Last but by no means least, I was able to meet some folks who work on EPSS. This work is ongoing; the EPSS SIG are aware that EPSS needs in some sense to be turned into a regularly-updating production system, versus the effective but ad hoc scheduling currently in place. As I noted above, there is overlap between people working on CVSSv4 and EPSS, to the degree that some of the mathematics may be developed by the same person or group of persons. Some might see this as unfortunate, but I see it as healthy cross-pollination within the highly specialised ecosystem of people who work on scoring systems.
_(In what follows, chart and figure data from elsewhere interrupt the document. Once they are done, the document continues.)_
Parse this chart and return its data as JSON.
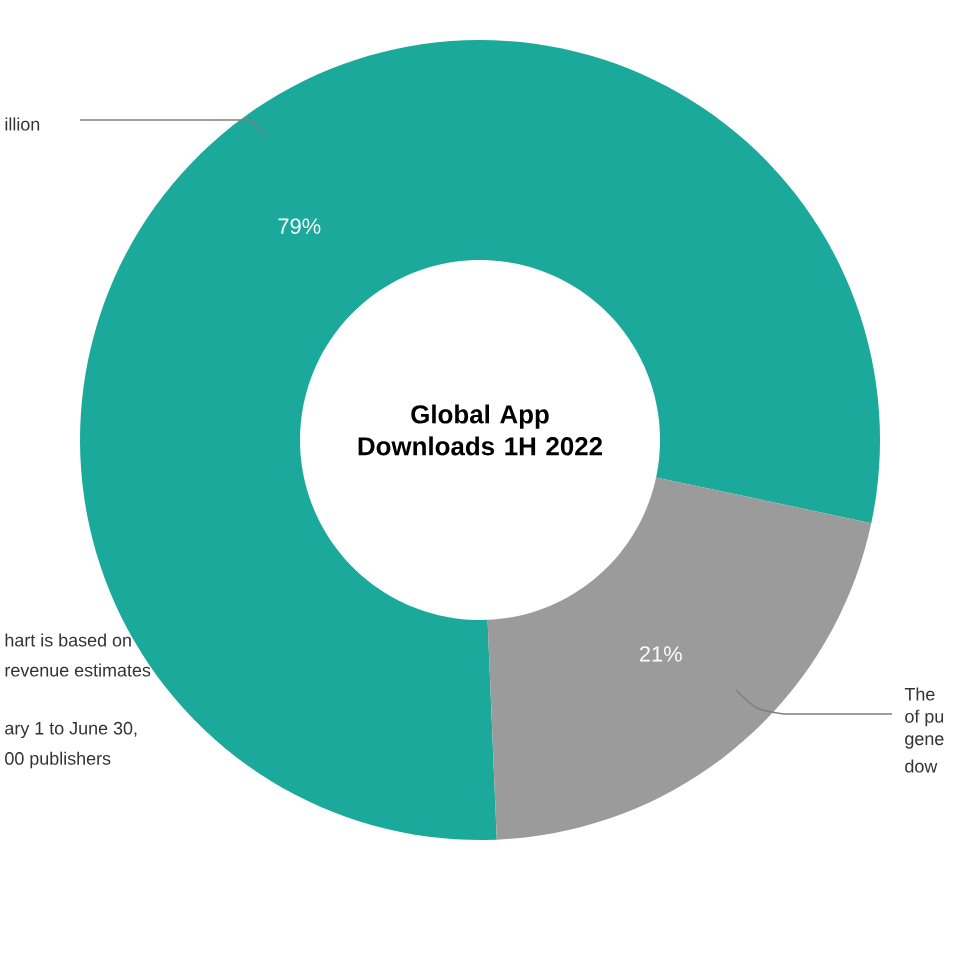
{
  "chart_data": {
    "type": "donut",
    "title": "Global App Downloads 1H 2022",
    "categories": [
      null,
      null
    ],
    "values": [
      79,
      21
    ],
    "colors": [
      "#1ba99b",
      "#9b9b9b"
    ],
    "value_labels": [
      "79%",
      "21%"
    ],
    "annotations": [
      "illion",
      "hart is based on",
      "revenue estimates",
      "ary 1 to June 30,",
      "00 publishers",
      "The",
      "of pu",
      "gene",
      "dow"
    ]
  }
}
1 The code is MIT licensed:
/* Copyright (c) 2019, FIRST.ORG, INC. * All rights reserved. * * Redistribution and use in source and binary forms, with or without modification, are permitted provided that the * following conditions are met: * 1. Redistributions of source code must retain the above copyright notice, this list of conditions and the following * disclaimer. * 2. Redistributions in binary form must reproduce the above copyright notice, this list of conditions and the * following disclaimer in the documentation and/or other materials provided with the distribution. * 3. Neither the name of the copyright holder nor the names of its contributors may be used to endorse or promote * products derived from this software without specific prior written permission. * * THIS SOFTWARE IS PROVIDED BY THE COPYRIGHT HOLDERS AND CONTRIBUTORS "AS IS" AND ANY EXPRESS OR IMPLIED WARRANTIES, * INCLUDING, BUT NOT LIMITED TO, THE IMPLIED WARRANTIES OF MERCHANTABILITY AND FITNESS FOR A PARTICULAR PURPOSE ARE * DISCLAIMED. IN NO EVENT SHALL THE COPYRIGHT HOLDER OR CONTRIBUTORS BE LIABLE FOR ANY DIRECT, INDIRECT, INCIDENTAL, * SPECIAL, EXEMPLARY, OR CONSEQUENTIAL DAMAGES (INCLUDING, BUT NOT LIMITED TO, PROCUREMENT OF SUBSTITUTE GOODS OR * SERVICES; LOSS OF USE, DATA, OR PROFITS; OR BUSINESS INTERRUPTION) HOWEVER CAUSED AND ON ANY THEORY OF LIABILITY, * WHETHER IN CONTRACT, STRICT LIABILITY, OR TORT (INCLUDING NEGLIGENCE OR OTHERWISE) ARISING IN ANY WAY OUT OF THE USE * OF THIS SOFTWARE, EVEN IF ADVISED OF THE POSSIBILITY OF SUCH DAMAGE. */
There is also an independent implementation by NIST.